In order to develop a usable ML-based PF reconstruction algorithm, a realistic high-pileup simulated dataset that includes detailed interactions with the detector material needs to be used for the ML model optimization. The model should be optimized and validated on a mix of realistic high-PU events to learn global properties of reconstruction, as well as on a set of particle gun samples to ensure that local properties of particle reconstruction are learned in a generalizable way. To evaluate the reconstruction performance, efficiencies, fake rates, and resolutions for all particle types need to be studied in detail as a function of particle kinematics and detector conditions. Furthermore, high-level derived quantities such as pileup-dependent jet and missing transverse momentum resolutions must be assessed for a more complete characterization of the reconstruction performance.

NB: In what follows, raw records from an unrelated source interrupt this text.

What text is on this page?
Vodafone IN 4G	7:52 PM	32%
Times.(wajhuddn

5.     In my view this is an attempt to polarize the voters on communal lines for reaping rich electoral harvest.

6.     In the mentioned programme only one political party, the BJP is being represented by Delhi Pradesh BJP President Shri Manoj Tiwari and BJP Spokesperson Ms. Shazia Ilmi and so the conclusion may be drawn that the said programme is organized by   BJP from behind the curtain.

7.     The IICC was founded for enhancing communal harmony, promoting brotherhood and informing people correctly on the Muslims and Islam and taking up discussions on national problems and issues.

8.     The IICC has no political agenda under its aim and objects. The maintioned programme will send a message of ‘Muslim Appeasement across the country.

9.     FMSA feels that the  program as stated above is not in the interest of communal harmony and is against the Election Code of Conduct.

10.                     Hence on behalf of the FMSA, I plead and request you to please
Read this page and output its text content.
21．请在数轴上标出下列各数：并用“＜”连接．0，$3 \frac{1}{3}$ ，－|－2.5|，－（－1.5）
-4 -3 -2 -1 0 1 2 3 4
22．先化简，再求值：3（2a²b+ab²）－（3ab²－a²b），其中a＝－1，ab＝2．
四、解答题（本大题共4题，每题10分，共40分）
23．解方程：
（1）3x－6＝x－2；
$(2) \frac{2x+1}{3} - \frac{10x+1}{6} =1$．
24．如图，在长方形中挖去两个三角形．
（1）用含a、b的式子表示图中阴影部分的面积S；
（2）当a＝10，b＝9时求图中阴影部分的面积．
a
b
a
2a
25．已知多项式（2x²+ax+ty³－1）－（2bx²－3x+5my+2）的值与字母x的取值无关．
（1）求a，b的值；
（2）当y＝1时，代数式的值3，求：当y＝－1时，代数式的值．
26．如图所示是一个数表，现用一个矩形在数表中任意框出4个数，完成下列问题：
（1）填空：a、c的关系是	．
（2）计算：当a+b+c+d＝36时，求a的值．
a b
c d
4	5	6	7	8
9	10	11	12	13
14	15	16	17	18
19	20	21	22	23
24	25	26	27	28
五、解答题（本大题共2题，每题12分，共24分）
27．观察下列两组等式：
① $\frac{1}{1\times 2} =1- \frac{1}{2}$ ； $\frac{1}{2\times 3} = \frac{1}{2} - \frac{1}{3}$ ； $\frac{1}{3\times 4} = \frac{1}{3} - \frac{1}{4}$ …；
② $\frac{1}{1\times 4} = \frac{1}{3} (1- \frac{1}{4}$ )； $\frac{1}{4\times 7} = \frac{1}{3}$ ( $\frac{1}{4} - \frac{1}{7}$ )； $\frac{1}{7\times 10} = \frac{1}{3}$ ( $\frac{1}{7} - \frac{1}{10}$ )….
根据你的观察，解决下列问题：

With ongoing work in ML-based track and calorimeter cluster reconstruction upstream of PF [26, 29, 52, 74,75,76] and ML-based reconstruction of high-level objects including jets and jet classification probabilities downstream of PF [33,34,35, 77,78,79,80,81], care must be taken that the various steps are optimized and interfaced coherently.

Finally, the MLPF algorithm is inherently parallelizable and can take advantage of hardware acceleration of GNNs via graphics processing units (GPUs), field-programmable gate arrays (FPGAs) or emerging ML-specific processors. Current experimental software frameworks can easily integrate coprocessing accelerators as a scalable service. By harnessing heterogeneous computing and parallelizable, efficient ML, the burgeoning computing demand for event reconstruction tasks in the high-luminosity LHC era can be met while maintaining or even surpassing the current physics performance.